The Preface foregrounds Lincoln’s importance against other historical figures and movements, including George Washington, the Revolution of 1776, and the French Revolution. These comparisons cast Lincoln as a founding father of modern America, in a direct line of descendance from its first leaders. The text also establishes relevance to the present day by connecting Lincoln to contemporary issues that face modern politicians, and by observing the perennial quality of the problems he grappled with. Chapter 1 meditates on the meaning of revolution and whether the American Civil War can be considered the second American revolution.

McPherson immediately introduces the historical United States as a hotbed of revolutionary thought. He does so through James A. Garfield—a significant figure here but ultimately irrelevant to the rest of the text. Garfield saw the events leading to the Civil War as a “‘recent revolution’ of Southern secession [that] was sure to a spark a future revolution of freedom for the slaves” (3). The intense sectarian divide and revolutionary foment of American politics at the time is symbolized through Garfield’s Robespierriean demand to execute plantation owners and redistribute their land, rhetoric that McPherson notes “was hardly unique to Garfield” (5). This America was not the unified country we know today but one divided—and the unknown history of this division will prove to have incredible impacts on the Union of the present day.

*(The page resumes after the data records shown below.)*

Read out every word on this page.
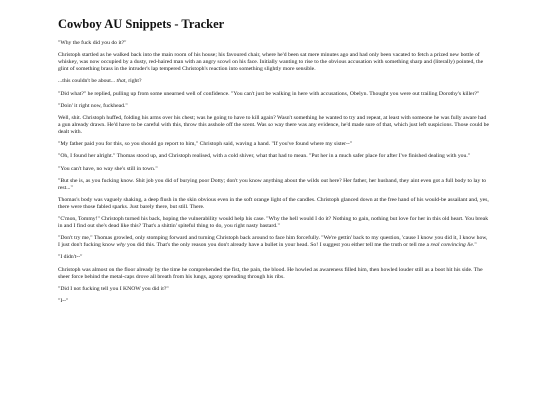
Cowboy AU Snippets - Tracker

"Why the fuck did you do it?"

Christoph startled as he walked back into the main room of his house; his favoured chair, where he'd been sat mere minutes ago and had only been vacated to fetch a prized new bottle of whiskey, was now occupied by a dusty, red-haired man with an angry scowl on his face. Initially wanting to rise to the obvious accusation with something sharp and (literally) pointed, the glint of something brass in the intruder's lap tempered Christoph's reaction into something slightly more sensible.

...this couldn't be about... that, right?

"Did what?" he replied, pulling up from some unearned well of confidence. "You can't just be walking in here with accusations, Obelyn. Thought you were out trailing Dorothy's killer?"

"Doin' it right now, fuckhead."

Well, shit. Christoph huffed, folding his arms over his chest; was he going to have to kill again? Wasn't something he wanted to try and repeat, at least with someone he was fully aware had a gun already drawn. He'd have to be careful with this, throw this asshole off the scent. Was so way there was any evidence, he'd made sure of that, which just left suspicions. Those could be dealt with.

"My father paid you for this, so you should go report to him," Christoph said, waving a hand. "If you've found where my sister--"

"Oh, I found her alright." Thomas stood up, and Christoph realised, with a cold shiver, what that had to mean. "Put her in a much safer place for after I've finished dealing with you."

"You can't have, no way she's still in town."

"But she is, as you fucking know. Shit job you did of burying poor Dotty; don't you know anything about the wilds out here? Her father, her husband, they aint even got a full body to lay to rest..."

Thomas's body was vaguely shaking, a deep flush in the skin obvious even in the soft orange light of the candles. Christoph glanced down at the free hand of his would-be assailant and, yes, there were those fabled sparks. Just barely there, but still. There.

"C'mon, Tommy!" Christoph turned his back, hoping the vulnerability would help his case. "Why the hell would I do it? Nothing to gain, nothing but love for her in this old heart. You break in and I find out she's dead like this? That's a shittin' spiteful thing to do, you right nasty bastard."

"Don't try me," Thomas growled, only stomping forward and turning Christoph back around to face him forcefully. "We're gettin' back to my question, 'cause I know you did it, I know how, I just don't fucking know why you did this. That's the only reason you don't already have a bullet in your head. So! I suggest you either tell me the truth or tell me a real convincing lie."

"I didn't--"

Christoph was almost on the floor already by the time he comprehended the fist, the pain, the blood. He howled as awareness filled him, then howled louder still as a boot hit his side. The sheer force behind the metal-caps drove all breath from his lungs, agony spreading through his ribs.

"Did I not fucking tell you I KNOW you did it?"

"I--"
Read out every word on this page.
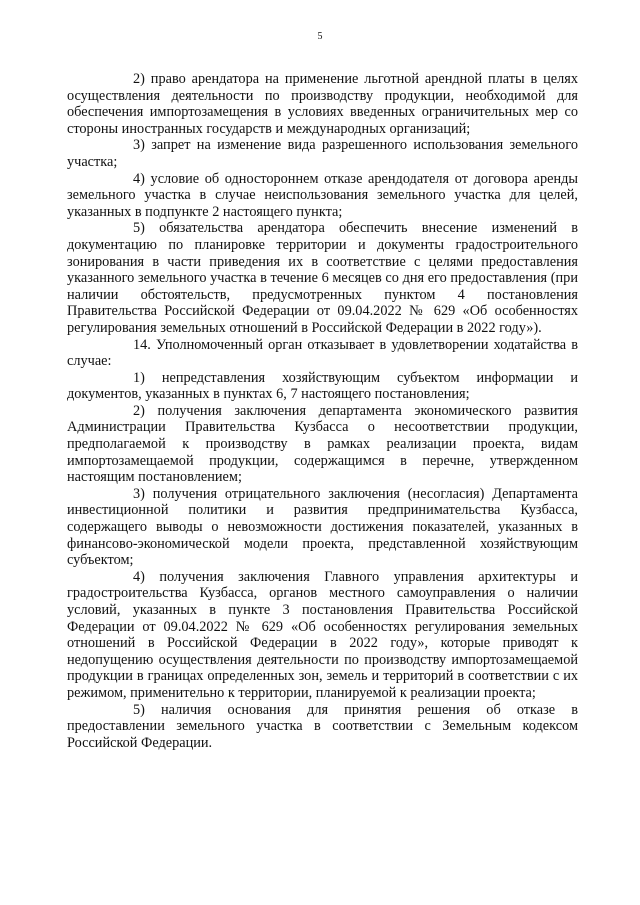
5

2) право арендатора на применение льготной арендной платы в целях осуществления деятельности по производству продукции, необходимой для обеспечения импортозамещения в условиях введенных ограничительных мер со стороны иностранных государств и международных организаций;

3) запрет на изменение вида разрешенного использования земельного участка;

4) условие об одностороннем отказе арендодателя от договора аренды земельного участка в случае неиспользования земельного участка для целей, указанных в подпункте 2 настоящего пункта;

5) обязательства арендатора обеспечить внесение изменений в документацию по планировке территории и документы градостроительного зонирования в части приведения их в соответствие с целями предоставления указанного земельного участка в течение 6 месяцев со дня его предоставления (при наличии обстоятельств, предусмотренных пунктом 4 постановления Правительства Российской Федерации от 09.04.2022 № 629 «Об особенностях регулирования земельных отношений в Российской Федерации в 2022 году»).

14. Уполномоченный орган отказывает в удовлетворении ходатайства в случае:

1) непредставления хозяйствующим субъектом информации и документов, указанных в пунктах 6, 7 настоящего постановления;

2) получения заключения департамента экономического развития Администрации Правительства Кузбасса о несоответствии продукции, предполагаемой к производству в рамках реализации проекта, видам импортозамещаемой продукции, содержащимся в перечне, утвержденном настоящим постановлением;

3) получения отрицательного заключения (несогласия) Департамента инвестиционной политики и развития предпринимательства Кузбасса, содержащего выводы о невозможности достижения показателей, указанных в финансово-экономической модели проекта, представленной хозяйствующим субъектом;

4) получения заключения Главного управления архитектуры и градостроительства Кузбасса, органов местного самоуправления о наличии условий, указанных в пункте 3 постановления Правительства Российской Федерации от 09.04.2022 № 629 «Об особенностях регулирования земельных отношений в Российской Федерации в 2022 году», которые приводят к недопущению осуществления деятельности по производству импортозамещаемой продукции в границах определенных зон, земель и территорий в соответствии с их режимом, применительно к территории, планируемой к реализации проекта;

5) наличия основания для принятия решения об отказе в предоставлении земельного участка в соответствии с Земельным кодексом Российской Федерации.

In addition to the in medias res entrance into the text, McPherson immediately uses several terms that readers may be unfamiliar with. He discusses secession (the departure of Southern states from the Union), emancipation (the freeing of slaves), and the early history of the Republican Party without any definition. McPherson assumes readers are American and understand these terms, which reveals his text to be not purely historical but argumentative. The history McPherson presents will not be an unbiased survey of the American Civil War, but one that argues for the primacy of Lincoln’s importance in it.

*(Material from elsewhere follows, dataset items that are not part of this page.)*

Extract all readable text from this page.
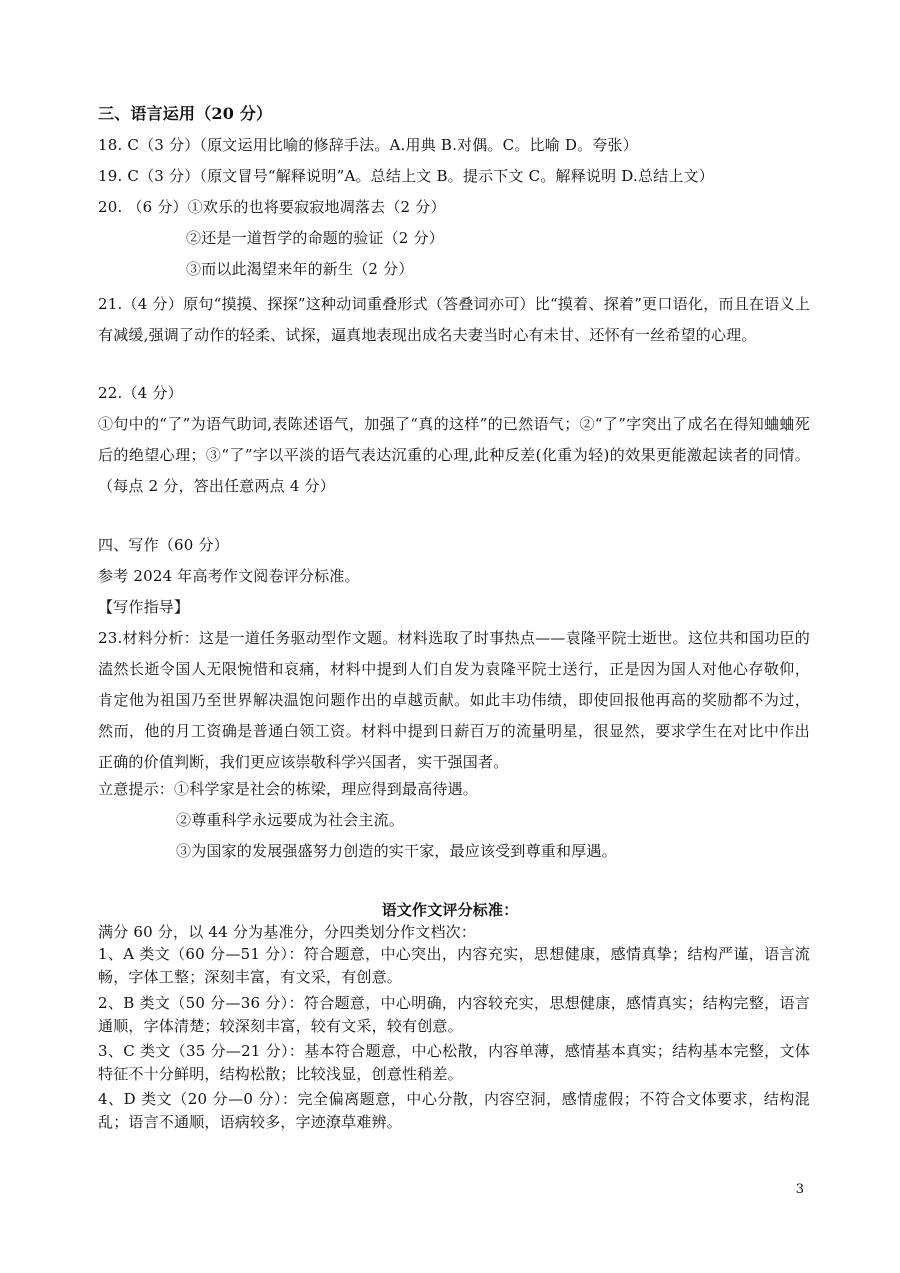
三、语言运用（20 分）
18. C（3 分）（原文运用比喻的修辞手法。A.用典 B.对偶。C。比喻 D。夸张）
19. C（3 分）（原文冒号“解释说明”A。总结上文 B。提示下文 C。解释说明 D.总结上文）
20. （6 分）①欢乐的也将要寂寂地凋落去（2 分）
②还是一道哲学的命题的验证（2 分）
③而以此渴望来年的新生（2 分）
21.（4 分）原句“摸摸、探探”这种动词重叠形式（答叠词亦可）比“摸着、探着”更口语化，而且在语义上有减缓,强调了动作的轻柔、试探，逼真地表现出成名夫妻当时心有未甘、还怀有一丝希望的心理。
22.（4 分）
①句中的“了”为语气助词,表陈述语气，加强了“真的这样”的已然语气；②“了”字突出了成名在得知蛐蛐死后的绝望心理；③“了”字以平淡的语气表达沉重的心理,此种反差(化重为轻)的效果更能激起读者的同情。 （每点 2 分，答出任意两点 4 分）
四、写作（60 分）
参考 2024 年高考作文阅卷评分标准。
【写作指导】
23.材料分析：这是一道任务驱动型作文题。材料选取了时事热点——袁隆平院士逝世。这位共和国功臣的溘然长逝令国人无限惋惜和哀痛，材料中提到人们自发为袁隆平院士送行，正是因为国人对他心存敬仰，肯定他为祖国乃至世界解决温饱问题作出的卓越贡献。如此丰功伟绩，即使回报他再高的奖励都不为过，然而，他的月工资确是普通白领工资。材料中提到日薪百万的流量明星，很显然，要求学生在对比中作出正确的价值判断，我们更应该崇敬科学兴国者，实干强国者。
立意提示：①科学家是社会的栋梁，理应得到最高待遇。
②尊重科学永远要成为社会主流。
③为国家的发展强盛努力创造的实干家，最应该受到尊重和厚遇。
语文作文评分标准：
满分 60 分，以 44 分为基准分，分四类划分作文档次：
1、A 类文（60 分—51 分）：符合题意，中心突出，内容充实，思想健康，感情真挚；结构严谨，语言流畅，字体工整；深刻丰富，有文采，有创意。
2、B 类文（50 分—36 分）：符合题意，中心明确，内容较充实，思想健康，感情真实；结构完整，语言通顺，字体清楚；较深刻丰富，较有文采，较有创意。
3、C 类文（35 分—21 分）：基本符合题意，中心松散，内容单薄，感情基本真实；结构基本完整，文体特征不十分鲜明，结构松散；比较浅显，创意性稍差。
4、D 类文（20 分—0 分）：完全偏离题意，中心分散，内容空洞，感情虚假；不符合文体要求，结构混乱；语言不通顺，语病较多，字迹潦草难辨。
3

The chapter considers whether the American Civil War can be called a revolution. To answer this question, McPherson defines revolution as “the overthrow of the existing social and political order by internal violence” (14). McPherson furthermore establishes a duality in the war’s revolutionary qualities: it was an “external” (13) revolution of the political power in America through the transition from Southern to Northern control, and it was an “internal” (13) revolution of social change through emancipation.

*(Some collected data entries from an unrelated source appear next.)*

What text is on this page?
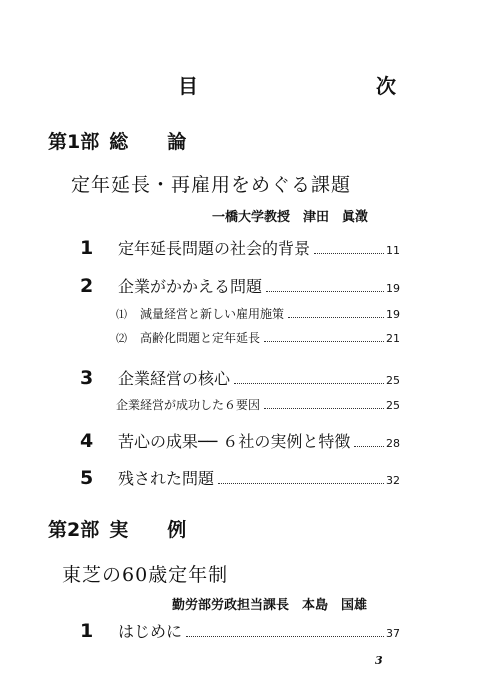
目　　次
第1部 総　論
定年延長・再雇用をめぐる課題
一橋大学教授　津田　眞澂
1	定年延長問題の社会的背景	11
2	企業がかかえる問題	19
⑴	減量経営と新しい雇用施策	19
⑵	高齢化問題と定年延長	21
3	企業経営の核心	25
企業経営が成功した６要因	25
4	苦心の成果── ６社の実例と特徴	28
5	残された問題	32
第2部 実　例
東芝の60歳定年制
勤労部労政担当課長　本島　国雄
1	はじめに	37
3
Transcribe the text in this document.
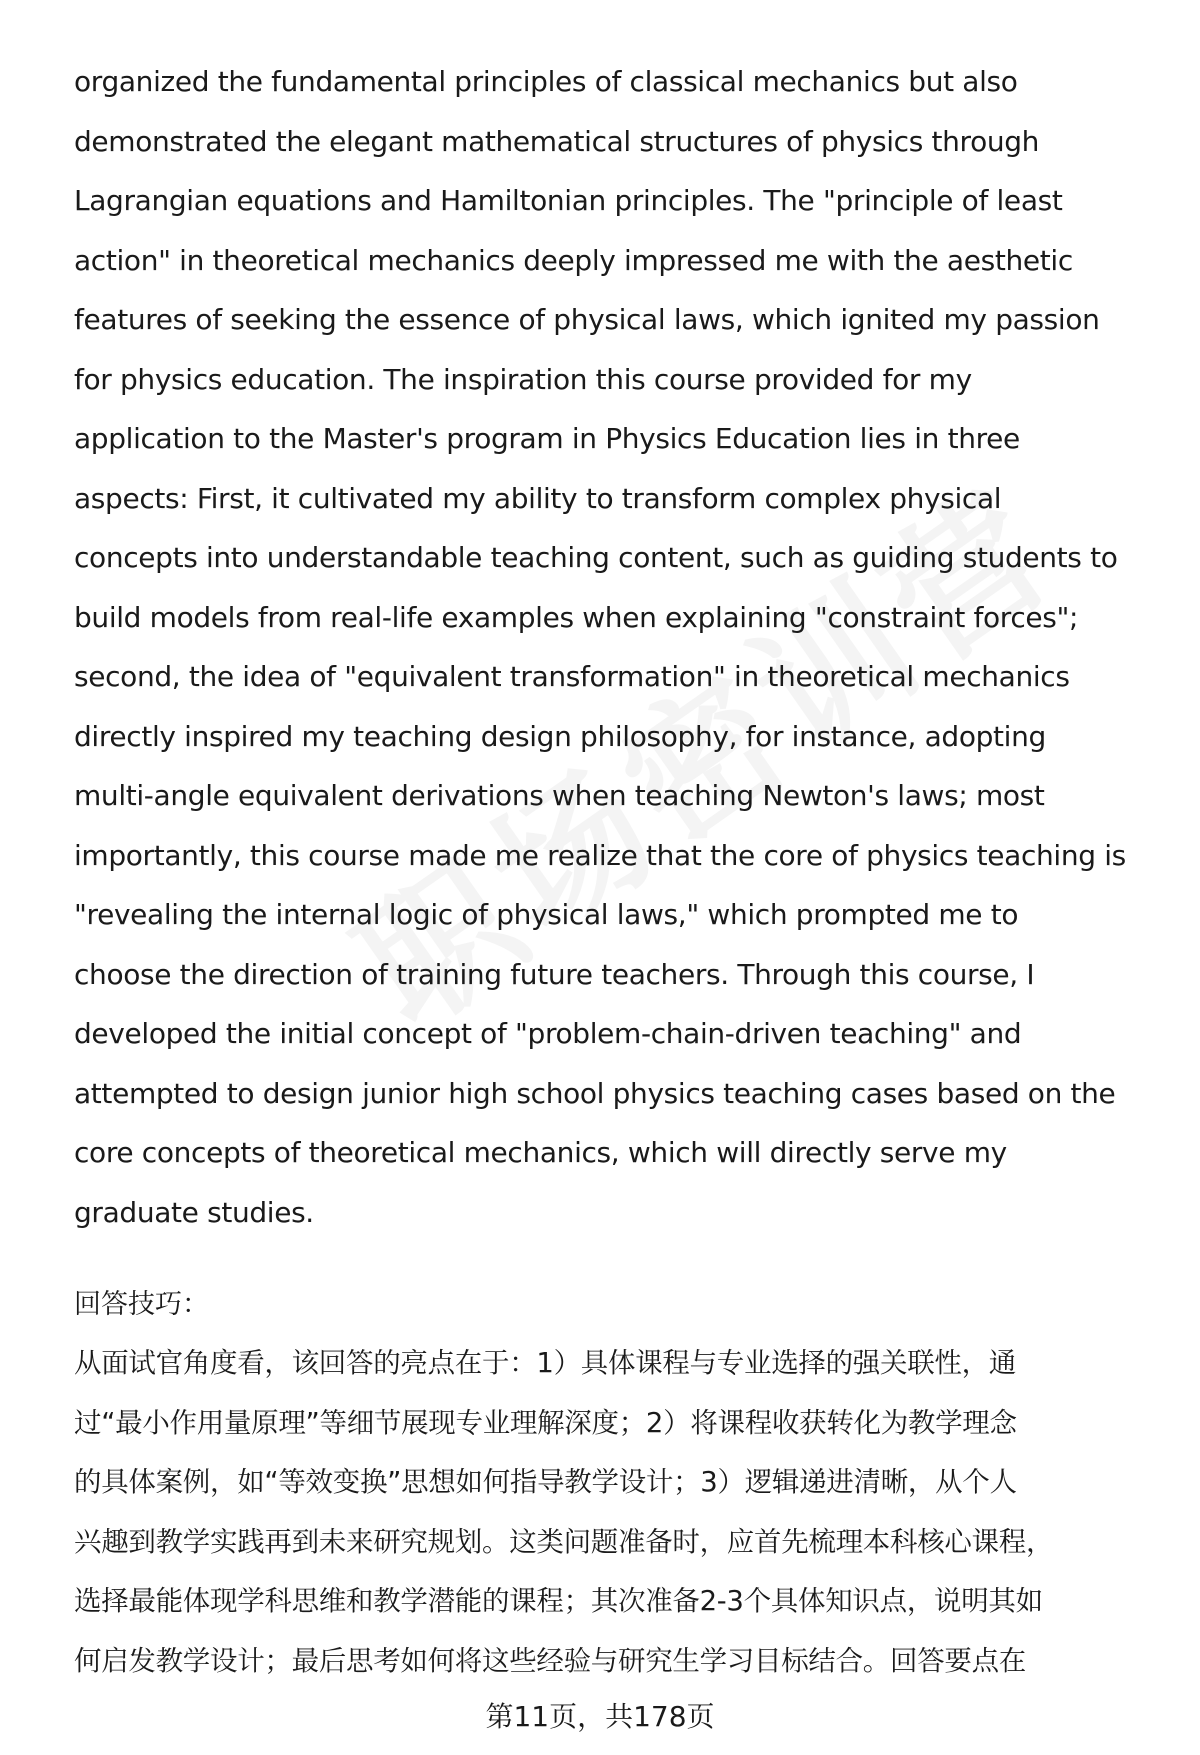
organized the fundamental principles of classical mechanics but also
demonstrated the elegant mathematical structures of physics through
Lagrangian equations and Hamiltonian principles. The "principle of least
action" in theoretical mechanics deeply impressed me with the aesthetic
features of seeking the essence of physical laws, which ignited my passion
for physics education. The inspiration this course provided for my
application to the Master's program in Physics Education lies in three
aspects: First, it cultivated my ability to transform complex physical
concepts into understandable teaching content, such as guiding students to
build models from real-life examples when explaining "constraint forces";
second, the idea of "equivalent transformation" in theoretical mechanics
directly inspired my teaching design philosophy, for instance, adopting
multi-angle equivalent derivations when teaching Newton's laws; most
importantly, this course made me realize that the core of physics teaching is
"revealing the internal logic of physical laws," which prompted me to
choose the direction of training future teachers. Through this course, I
developed the initial concept of "problem-chain-driven teaching" and
attempted to design junior high school physics teaching cases based on the
core concepts of theoretical mechanics, which will directly serve my
graduate studies.
回答技巧：
从面试官角度看，该回答的亮点在于：1）具体课程与专业选择的强关联性，通
过“最小作用量原理”等细节展现专业理解深度；2）将课程收获转化为教学理念
的具体案例，如“等效变换”思想如何指导教学设计；3）逻辑递进清晰，从个人
兴趣到教学实践再到未来研究规划。这类问题准备时，应首先梳理本科核心课程，
选择最能体现学科思维和教学潜能的课程；其次准备2-3个具体知识点，说明其如
何启发教学设计；最后思考如何将这些经验与研究生学习目标结合。回答要点在
第11页，共178页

Citing Beard and Moore helps McPherson locate the Civil War within modern historical theory. His in-depth theoretical analysis of the war examines it from many angles, reading it as embedded in ideological and industrial trajectories that extend deep into the 18th century and across the continental divide into Europe. All in all, the “Civil War era was heir to the radical bourgeois ideologies of the English and French Revolutions” (10). Employed by Karl Marx as an example of radical class struggle, the war clearly had global significance.

McPherson closes Chapter 1 remarking on the legacy of this revolution:

“The second American revolution left a legacy of black educational and social institutions, a tradition of civil rights activism, and constitutional amendments that provided the legal framework for the second reconstruction of the 1960s” (22).

While seemingly a profound leap, the following chapters establish how some of the changes that Lincoln’s administration made to US politics and the Constitution did indeed serve as foundations for these later movements.